R - Non, je ne crois pas que les gens soient frileux, il y a tous ces problèmes de compétence. Les Etats membres qui ont leurs habitudes, les régions qui ont compétence parce qu'en Allemagne, par exemple, la protection civile est une compétence des régions et non pas de l'Etat fédéral. Mais je pense que cette idée est juste, qu'elle est une belle idée en plus, qu'elle est efficace et dans les conclusions de notre Conseil extraordinaire aujourd'hui à Bruxelles pour faire face à la catastrophe d'Asie, il y a cette idée, qui se concrétiserait non pas sous la forme d'une force mais sous une forme de capacité commune de protection civile ; donc nous avançons dans la bonne direction.
Q - Un mot sur les autres priorités du Conseil. Quelles sont, selon vous, les priorités essentielles qui doivent être retenues par les Vingt-cinq aujourd'hui ? Qu'est-ce qu'on peut attendre à l'issue de ce Conseil ?

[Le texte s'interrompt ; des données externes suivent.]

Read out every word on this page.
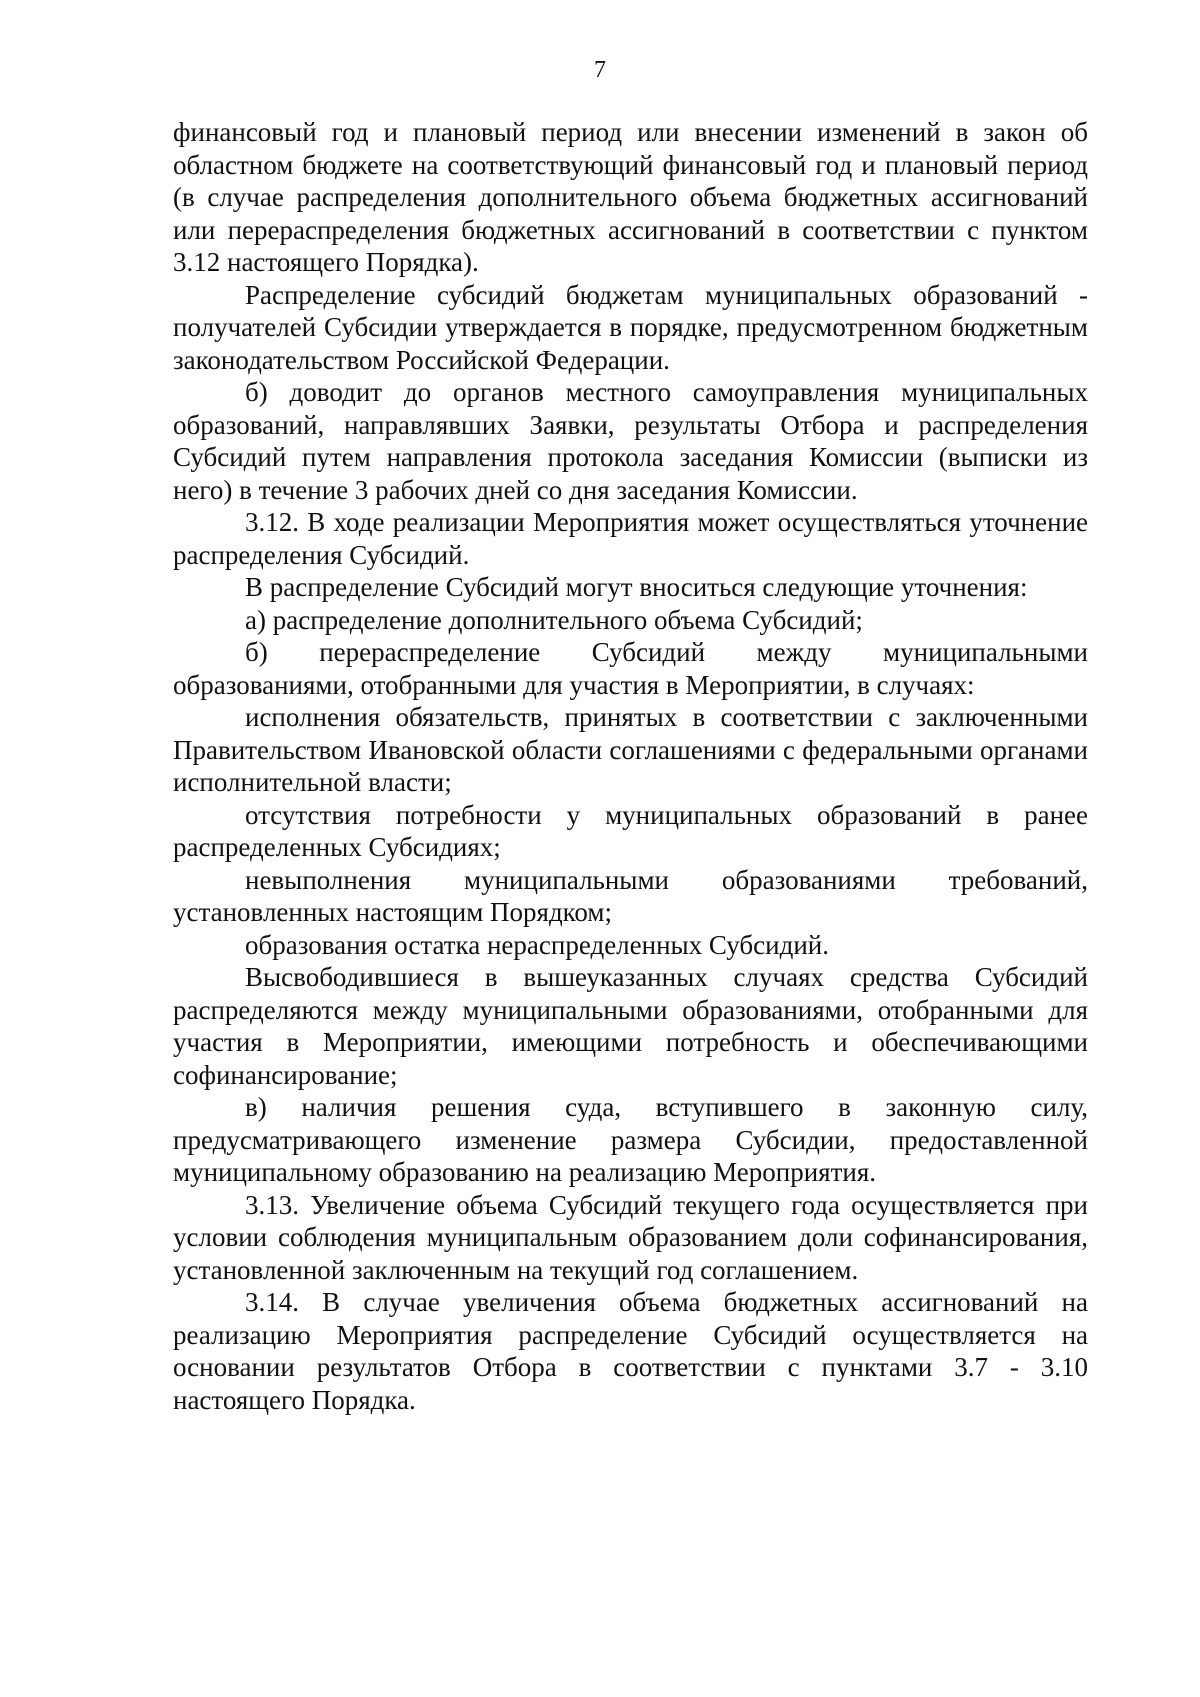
7

финансовый год и плановый период или внесении изменений в закон об областном бюджете на соответствующий финансовый год и плановый период (в случае распределения дополнительного объема бюджетных ассигнований или перераспределения бюджетных ассигнований в соответствии с пунктом 3.12 настоящего Порядка).

Распределение субсидий бюджетам муниципальных образований - получателей Субсидии утверждается в порядке, предусмотренном бюджетным законодательством Российской Федерации.

б) доводит до органов местного самоуправления муниципальных образований, направлявших Заявки, результаты Отбора и распределения Субсидий путем направления протокола заседания Комиссии (выписки из него) в течение 3 рабочих дней со дня заседания Комиссии.

3.12. В ходе реализации Мероприятия может осуществляться уточнение распределения Субсидий.

В распределение Субсидий могут вноситься следующие уточнения:

а) распределение дополнительного объема Субсидий;

б) перераспределение Субсидий между муниципальными образованиями, отобранными для участия в Мероприятии, в случаях:

исполнения обязательств, принятых в соответствии с заключенными Правительством Ивановской области соглашениями с федеральными органами исполнительной власти;

отсутствия потребности у муниципальных образований в ранее распределенных Субсидиях;

невыполнения муниципальными образованиями требований, установленных настоящим Порядком;

образования остатка нераспределенных Субсидий.

Высвободившиеся в вышеуказанных случаях средства Субсидий распределяются между муниципальными образованиями, отобранными для участия в Мероприятии, имеющими потребность и обеспечивающими софинансирование;

в) наличия решения суда, вступившего в законную силу, предусматривающего изменение размера Субсидии, предоставленной муниципальному образованию на реализацию Мероприятия.

3.13. Увеличение объема Субсидий текущего года осуществляется при условии соблюдения муниципальным образованием доли софинансирования, установленной заключенным на текущий год соглашением.

3.14. В случае увеличения объема бюджетных ассигнований на реализацию Мероприятия распределение Субсидий осуществляется на основании результатов Отбора в соответствии с пунктами 3.7 - 3.10 настоящего Порядка.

R - La preuve est faite que l'Union européenne des vingt-cinq Etats membres sont ensemble pour réagir sur tous les fronts de la solidarité. Dans l'urgence avec les associations, avec nos moyens civils et militaires, avec les collectivités territoriales. Donc, des sommes ont été dégagées pour accompagner cet effort de solidarité dans l'urgence. Et puis il y a, après l'urgence, la reconstruction ; de la santé publique, de l'éducation, de la réhabilitation. Et là encore nous dégageons des fonds. Nous avons demandé à la Commission de nous proposer une ligne budgétaire exceptionnelle, représentant peut-être plusieurs centaines de millions d'euros, pour agir dans les prochaines années. Et puis il y aura aussi une discussion que nous avons préparée pour le Club de Paris et pour les donateurs afin d'alléger la dette des pays qui ont été touchés. Sur ces trois sujets, nous avons décidé d'agir ensemble et puis également de tirer des leçons, notamment avec l'idée à laquelle je tiens et que le président de la République a soutenue dans son intervention à Paris, d'une force européenne de protection civile.
Q - Une question d'actualité. Notre consoeur en Irak. Cela va faire maintenant trois jours que nous n'avons pas de nouvelle de notre consoeur de Libération en Irak. Est-ce que vous avez des informations, est-ce que vous êtes inquiet ?
R - Florence Aubenas et son accompagnateur-traducteur, Hussein Hanoun, ont disparu il y a maintenant plusieurs jours. Nous n'avons pas de nouvelles d'eux. Pour autant nous n'avons pas de certitude sur ce qui leur est arrivé. J'ai une inquiétude que je partage avec ses confrères, vous-même, son journal "Libération", leurs familles. Mais nous n'avons pas de certitude. Qu'est-ce que nous faisons dans ce cas-là ? Nous n'attendons pas seulement, nous cherchons, nous demandons des informations aux autorités irakiennes, dans les hôpitaux, dans tous les endroits où la journaliste a pu se trouver, où elle a pu passer. Au moment où je vous parle, nous n'avons pas de certitude sur ce qui est arrivé.
Q - Vous recommandez aux rédactions de ne pas envoyer de confrères à Bagdad ?
R - Nous avons recommandé, bien avant la libération de Christian Chesnot et de Georges Malbrunot, de faire attention. Christian Chesnot et Georges Malbrunot eux-mêmes d'ailleurs, le jour de leur libération, ont recommandé de faire attention, de ne pas aller en Irak. Naturellement, je comprends le souci et le devoir d'informer les rédactions ; les journaux prennent leurs responsabilités, mais c'est ma responsabilité de dire qu'il faut faire attention. Ce pays est dangereux et, on le voit bien, il y a des risques tous les jours.